For every one of these incidents that scratches the consciousness when it makes headlines, there are thousands of others suffering. These children are living in a world of giants, unable to understand why the beatings occur or how to make them stop.
But it's not just the thrashings that's the issue. It's also the lack of hugs and of love that those little souls endure. And the vast majority survive that existence and become the next generation of offenders. And so the cycle continues.
A significant part of that cycle is gang membership. So many of today's gang members were yesterday's beaten and neglected kids. Those drivers of gang membership are not just evident in my research, but by gang studies the world over.
And it's the gangs that gain the attention, the consequence ahead of the cause. Recent events have seen them in the headlines and on the hustings. Overt street violence undertaken by gangs is an issue, and it shouldn't be ignored, but the publicity and reaction to it far surpasses the relative problems and threats it poses. Not least because gang violence tends to exist between gangs. Or at least that's what you'd think from the publicity.
Research by the Ministry of Social Development shows that half of all serious offences committed by gang members is family related. And that 60 per cent of children born to gang parents are abused or neglected – with mothers as likely to be the offender as the gang father.
So even the problem of gang violence is largely a problem of family violence. But that problem extends far beyond the gangs; albeit often in the same neighbourhoods that gangs grow.
One survey found 14 percent of Kiwi kids had witnessed adults physically hurting children, and 40,000 notifications of abuse and neglect occur annually with 8,500 confirmed events. And those are only the reported cases.
Wouldn't it be nice if the political parties, instead of telling us every three years how they're going to crush the gangs – which sounds great but achieves little – instead agreed to an intergenerational effort to tackle the causes of crime and make at-risk families safer?

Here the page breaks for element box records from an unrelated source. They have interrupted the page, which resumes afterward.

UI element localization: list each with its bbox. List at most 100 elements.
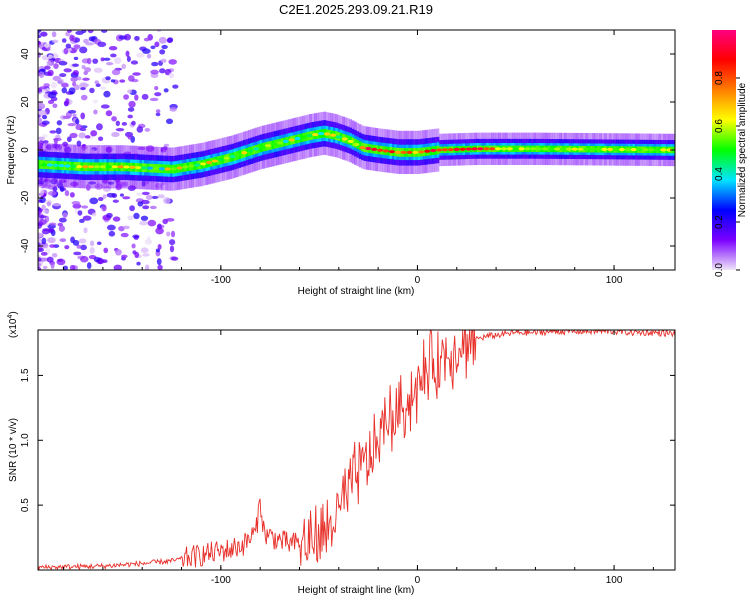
snr-panel: -100 0 100 0.5 1.0 1.5 Height of straight lin… — [7, 311, 676, 596]
spectrogram-noise-point — [139, 220, 148, 226]
spectrogram-core-point — [459, 147, 466, 151]
spectrogram-noise-point — [136, 192, 143, 197]
spectrogram-core-point — [70, 164, 77, 168]
spectrogram-core-point — [217, 158, 224, 162]
spectrogram-noise-point — [143, 37, 150, 42]
spectrogram-noise-point — [136, 261, 141, 266]
spectrogram-noise-point — [71, 201, 81, 205]
spectrogram-ridge-cell — [240, 149, 244, 159]
snr-series-line — [38, 330, 675, 570]
spectrogram-noise-point — [142, 253, 150, 257]
snr-axes: -100 0 100 0.5 1.0 1.5 — [20, 330, 675, 586]
spectrogram-noise-point — [82, 77, 90, 81]
spectrogram-noise-point — [132, 72, 141, 76]
spectrogram-noise-point — [50, 81, 58, 89]
spectrogram-noise-point — [120, 232, 129, 238]
spectrogram-noise-point — [170, 230, 176, 238]
spectrogram-noise-point — [99, 86, 107, 90]
spectrogram-noise-point — [102, 194, 107, 199]
spectrogram-core-point — [353, 142, 360, 147]
spectrogram-noise-point — [57, 78, 64, 85]
spectrogram-core-point — [117, 165, 124, 169]
spectrogram-ytick-label: -40 — [20, 238, 31, 253]
spectrogram-xlabel: Height of straight line (km) — [298, 286, 415, 297]
spectrogram-noise-point — [43, 42, 50, 48]
spectrogram-noise-point — [49, 130, 57, 134]
spectrogram-noise-point — [76, 76, 82, 81]
spectrogram-noise-point — [163, 197, 171, 205]
spectrogram-noise-point — [38, 87, 43, 93]
spectrogram-core-point — [530, 147, 537, 151]
spectrogram-noise-point — [128, 100, 136, 108]
spectrogram-noise-point — [108, 46, 118, 51]
spectrogram-core-point — [329, 133, 336, 137]
spectrogram-noise-point — [51, 252, 58, 258]
spectrogram-core-point — [654, 148, 661, 152]
spectrogram-noise-point — [127, 215, 134, 221]
spectrogram-core-point — [613, 147, 620, 152]
colorbar-label: Normalized spectral amplitude — [737, 82, 748, 217]
spectrogram-ytick-label: 20 — [20, 96, 31, 108]
spectrogram-noise-point — [113, 57, 122, 65]
spectrogram-noise-point — [140, 247, 149, 253]
spectrogram-noise-point — [93, 109, 98, 115]
spectrogram-noise-point — [39, 189, 44, 196]
spectrogram-noise-point — [38, 136, 46, 141]
spectrogram-noise-point — [106, 192, 116, 198]
spectrogram-noise-point — [78, 132, 86, 139]
spectrogram-core-point — [412, 150, 419, 154]
spectrogram-core-point — [648, 148, 655, 152]
spectrogram-core-point — [642, 148, 649, 152]
spectrogram-noise-point — [42, 209, 50, 214]
spectrogram-noise-point — [97, 136, 104, 142]
spectrogram-noise-point — [92, 58, 99, 64]
spectrogram-noise-point — [72, 239, 80, 246]
spectrogram-noise-point — [42, 115, 48, 120]
spectrogram-core-point — [276, 141, 283, 145]
spectrogram-ridge-cell — [335, 131, 338, 141]
spectrogram-core-point — [660, 148, 667, 152]
spectrogram-noise-point — [149, 205, 157, 210]
spectrogram-noise-point — [142, 205, 150, 210]
spectrogram-core-point — [88, 165, 95, 169]
spectrogram-noise-point — [100, 57, 105, 62]
spectrogram-noise-point — [165, 118, 174, 125]
spectrogram-core-point — [235, 153, 242, 157]
spectrogram-core-point — [371, 147, 378, 151]
spectrogram-noise-point — [151, 61, 159, 67]
spectrogram-noise-point — [155, 109, 161, 114]
spectrogram-noise-point — [69, 192, 75, 198]
spectrogram-core-point — [524, 147, 531, 151]
spectrogram-core-point — [46, 163, 53, 167]
spectrogram-noise-point — [38, 41, 41, 45]
spectrogram-noise-point — [72, 203, 82, 209]
spectrogram-noise-point — [112, 216, 121, 222]
spectrogram-noise-point — [90, 130, 98, 137]
spectrogram-noise-point — [66, 136, 72, 143]
spectrogram-noise-point — [51, 31, 57, 38]
spectrogram-core-point — [601, 147, 608, 151]
spectrogram-core-point — [58, 164, 65, 168]
snr-background — [38, 330, 675, 570]
snr-multiplier-close: ) — [8, 311, 19, 314]
colorbar-scale — [712, 30, 736, 270]
spectrogram-core-point — [618, 147, 625, 152]
spectrogram-noise-point — [67, 109, 77, 114]
snr-xtick-label: 100 — [606, 575, 623, 586]
spectrogram-core-point — [436, 148, 443, 152]
spectrogram-noise-point — [48, 227, 55, 233]
spectrogram-noise-point — [157, 264, 163, 270]
spectrogram-noise-point — [115, 248, 122, 256]
spectrogram-noise-point — [145, 194, 153, 200]
spectrogram-noise-point — [80, 255, 89, 263]
snr-ytick-label: 1.0 — [20, 433, 31, 447]
spectrogram-noise-point — [38, 71, 45, 79]
spectrogram-core-point — [253, 147, 260, 151]
spectrogram-noise-point — [38, 232, 43, 238]
spectrogram-core-point — [424, 149, 431, 153]
spectrogram-noise-point — [41, 237, 47, 245]
spectrogram-noise-point — [72, 63, 80, 67]
spectrogram-xtick-label: 0 — [415, 275, 421, 286]
spectrogram-core-point — [111, 165, 118, 169]
spectrogram-core-point — [206, 160, 213, 165]
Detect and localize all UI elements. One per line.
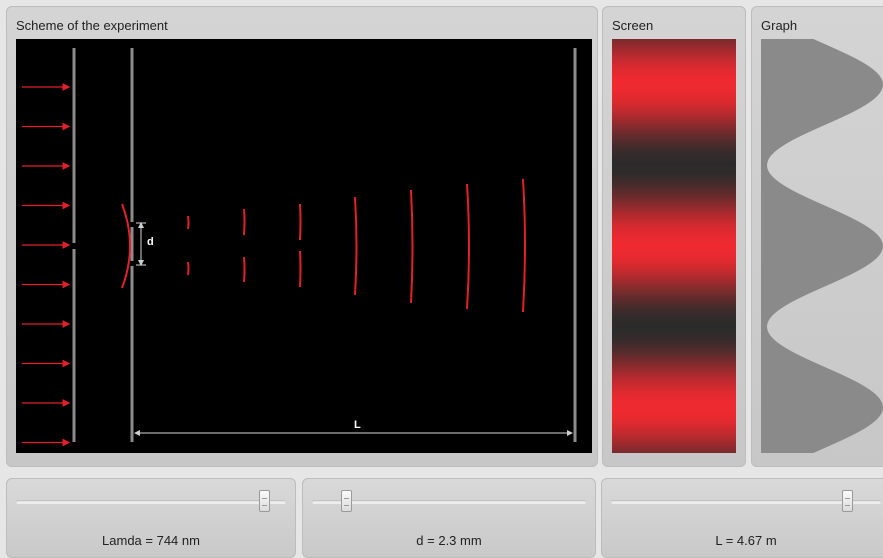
interference-pattern bbox=[612, 39, 736, 453]
wavefront-5-1 bbox=[410, 189, 414, 304]
screen-panel: Screen bbox=[602, 6, 746, 467]
wavefront-3-2 bbox=[299, 250, 302, 288]
wavefront-6-1 bbox=[466, 183, 470, 310]
intensity-area bbox=[761, 39, 883, 453]
wavefront-1-1 bbox=[187, 215, 190, 230]
d-slider-thumb[interactable] bbox=[340, 490, 352, 512]
graph-title: Graph bbox=[761, 18, 798, 33]
wavefront-3-1 bbox=[299, 203, 302, 241]
wavefront-1-2 bbox=[187, 261, 190, 276]
wavefront-2-1 bbox=[243, 208, 246, 236]
scheme-title: Scheme of the experiment bbox=[16, 18, 168, 33]
scheme-panel: Scheme of the experiment bbox=[6, 6, 598, 467]
d-value-label: d = 2.3 mm bbox=[416, 533, 482, 548]
wavefronts bbox=[187, 178, 526, 313]
screen-title: Screen bbox=[612, 18, 654, 33]
wavefront-4-1 bbox=[354, 196, 358, 296]
L-label: L bbox=[354, 419, 361, 431]
scheme-diagram: d L bbox=[22, 48, 577, 447]
scheme-canvas: d L bbox=[16, 39, 592, 453]
L-slider-thumb[interactable] bbox=[841, 490, 853, 512]
lambda-slider-track[interactable] bbox=[16, 500, 286, 504]
intensity-curve bbox=[761, 39, 883, 453]
lambda-slider-thumb[interactable] bbox=[259, 490, 271, 512]
incoming-rays bbox=[22, 83, 71, 447]
lambda-control: Lamda = 744 nm bbox=[6, 478, 296, 558]
d-control: d = 2.3 mm bbox=[302, 478, 596, 558]
intensity-graph bbox=[761, 39, 883, 453]
d-slider-track[interactable] bbox=[312, 500, 586, 504]
graph-panel: Graph bbox=[751, 6, 883, 467]
L-slider-track[interactable] bbox=[611, 500, 881, 504]
L-control: L = 4.67 m bbox=[601, 478, 883, 558]
wavefront-2-2 bbox=[243, 256, 246, 283]
lambda-value-label: Lamda = 744 nm bbox=[102, 533, 200, 548]
wavefront-7-1 bbox=[522, 178, 526, 313]
d-label: d bbox=[147, 236, 154, 248]
L-value-label: L = 4.67 m bbox=[715, 533, 777, 548]
wavefront-primary bbox=[121, 203, 131, 289]
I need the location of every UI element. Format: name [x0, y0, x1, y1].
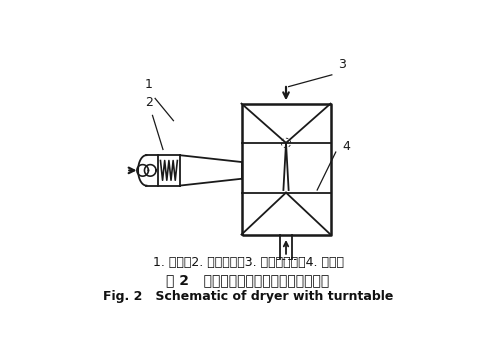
Text: 3: 3: [338, 58, 346, 71]
Text: 1. 风扇；2. 电加热器；3. 微波馈能口；4. 旋转台: 1. 风扇；2. 电加热器；3. 微波馈能口；4. 旋转台: [152, 256, 344, 269]
Text: 1: 1: [145, 78, 152, 90]
Text: Fig. 2   Schematic of dryer with turntable: Fig. 2 Schematic of dryer with turntable: [103, 290, 393, 303]
Text: 2: 2: [145, 96, 152, 109]
Text: 4: 4: [342, 140, 350, 153]
Text: 图 2   物料随转盘运动耦合干燥器原理图: 图 2 物料随转盘运动耦合干燥器原理图: [166, 273, 330, 287]
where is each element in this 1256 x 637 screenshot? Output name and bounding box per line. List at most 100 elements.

It sure would be, but if you don't want to wait for that, there are things that we can do now. In those communities where such violence is rife, we need to stand up and intervene. Neighbours, friends, family and whānau. All of us.
We can also, for example, volunteer to mentor children whose parents are in prison, or who just don't enjoy the privilege many of us do. A number of organisations arrange such things. Assisting in the life of one child can have tremendous flow-on consequences.
Individually, we can't solve these problems, but as individuals we can make a difference.
We must refocus at least some of our efforts toward tackling the causes rather than the symptoms of crime. And I seem to bang on about this approach a lot, but I can make no apology for it. If we don't rethink our approaches to crime, we'll continue to have this conversation for decades to come. Prompted, no doubt, by each of the poor little kids who'll have their heads beaten in.
Dr Jarrod Gilbert is the director of Criminal Justice at the University of Canterbury.